McDonnell, the shadow Chancellor, claimed his former shadow Cabinet colleague Owen Smith had failed to denounce those MPs who were calling for a breakaway and accused him of trying to win votes through “scaremongering”.

“Owen Smith refused when asked… to condemn the minority of MPs supporting his campaign who are talking of splitting our party if he does not win. And then only later that day in a TV interview he talked up the threat of a split. If Owen truly wants to unite our party like Jeremy Corbyn does, then he needs to denounce those who are plotting to divide it…

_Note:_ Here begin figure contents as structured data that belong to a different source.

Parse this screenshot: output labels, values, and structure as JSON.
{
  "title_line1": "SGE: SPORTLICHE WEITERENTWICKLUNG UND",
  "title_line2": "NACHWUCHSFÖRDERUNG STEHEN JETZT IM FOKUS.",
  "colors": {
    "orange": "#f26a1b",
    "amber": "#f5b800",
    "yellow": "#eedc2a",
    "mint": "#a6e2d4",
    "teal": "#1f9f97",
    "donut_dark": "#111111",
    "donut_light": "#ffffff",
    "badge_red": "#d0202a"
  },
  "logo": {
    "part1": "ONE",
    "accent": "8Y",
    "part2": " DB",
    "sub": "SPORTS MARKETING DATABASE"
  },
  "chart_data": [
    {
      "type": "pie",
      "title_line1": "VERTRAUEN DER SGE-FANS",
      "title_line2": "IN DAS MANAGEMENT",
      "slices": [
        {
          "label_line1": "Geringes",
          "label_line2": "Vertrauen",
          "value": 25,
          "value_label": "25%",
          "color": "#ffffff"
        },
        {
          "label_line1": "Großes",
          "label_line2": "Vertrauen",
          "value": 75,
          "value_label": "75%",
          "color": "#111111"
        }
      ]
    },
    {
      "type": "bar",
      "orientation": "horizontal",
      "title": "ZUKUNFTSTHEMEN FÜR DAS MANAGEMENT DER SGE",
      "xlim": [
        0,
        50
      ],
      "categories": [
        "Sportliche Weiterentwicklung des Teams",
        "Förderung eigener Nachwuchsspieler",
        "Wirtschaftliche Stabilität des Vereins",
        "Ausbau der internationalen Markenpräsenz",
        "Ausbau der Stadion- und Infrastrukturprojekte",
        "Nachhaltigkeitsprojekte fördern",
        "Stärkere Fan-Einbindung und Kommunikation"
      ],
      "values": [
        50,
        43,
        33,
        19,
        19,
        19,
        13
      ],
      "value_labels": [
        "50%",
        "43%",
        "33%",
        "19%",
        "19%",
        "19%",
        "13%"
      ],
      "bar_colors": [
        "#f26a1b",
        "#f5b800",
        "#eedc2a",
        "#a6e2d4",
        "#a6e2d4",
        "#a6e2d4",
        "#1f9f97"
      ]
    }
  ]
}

“Owen Smith therefore needs to immediately distance himself from those  people saying they want a split, which is causing huge damage to our party at this time. Anything short of this will make him the ‘disunity candidate’.”

McDonnell’s intervention prompted fury from the Smith team, however, with former frontbencher saying McDonnell was using “hollow words on party unity” as well as pointing to the 2012 interview when he described the Labour Party as simply a “useful vehicle”.

“The irony of John McDonnell offering hollow words on party unity will not be lost on Labour members and supporters.

“Since the devastating referendum result, Owen has worked tirelessly to unite the party, negotiating with Jeremy, with trade unions, and with people across the Labour movement in an effort to bring all parts of the party together. While John, who previously referred to the Labour Party as just a ‘tactic’ , has remained relaxed about the prospect of the party splitting.”

The row  broke out after long-standing rumours finally surfaced in a report that centrist MPs are considering a “semi-split” that would see them approach the Speaker of the House of Commons in an attempt to be named the official Opposition.

It is possible – although far from certain – the MPs could seek to claim the Labour Party name and assets but stop short of a formal split.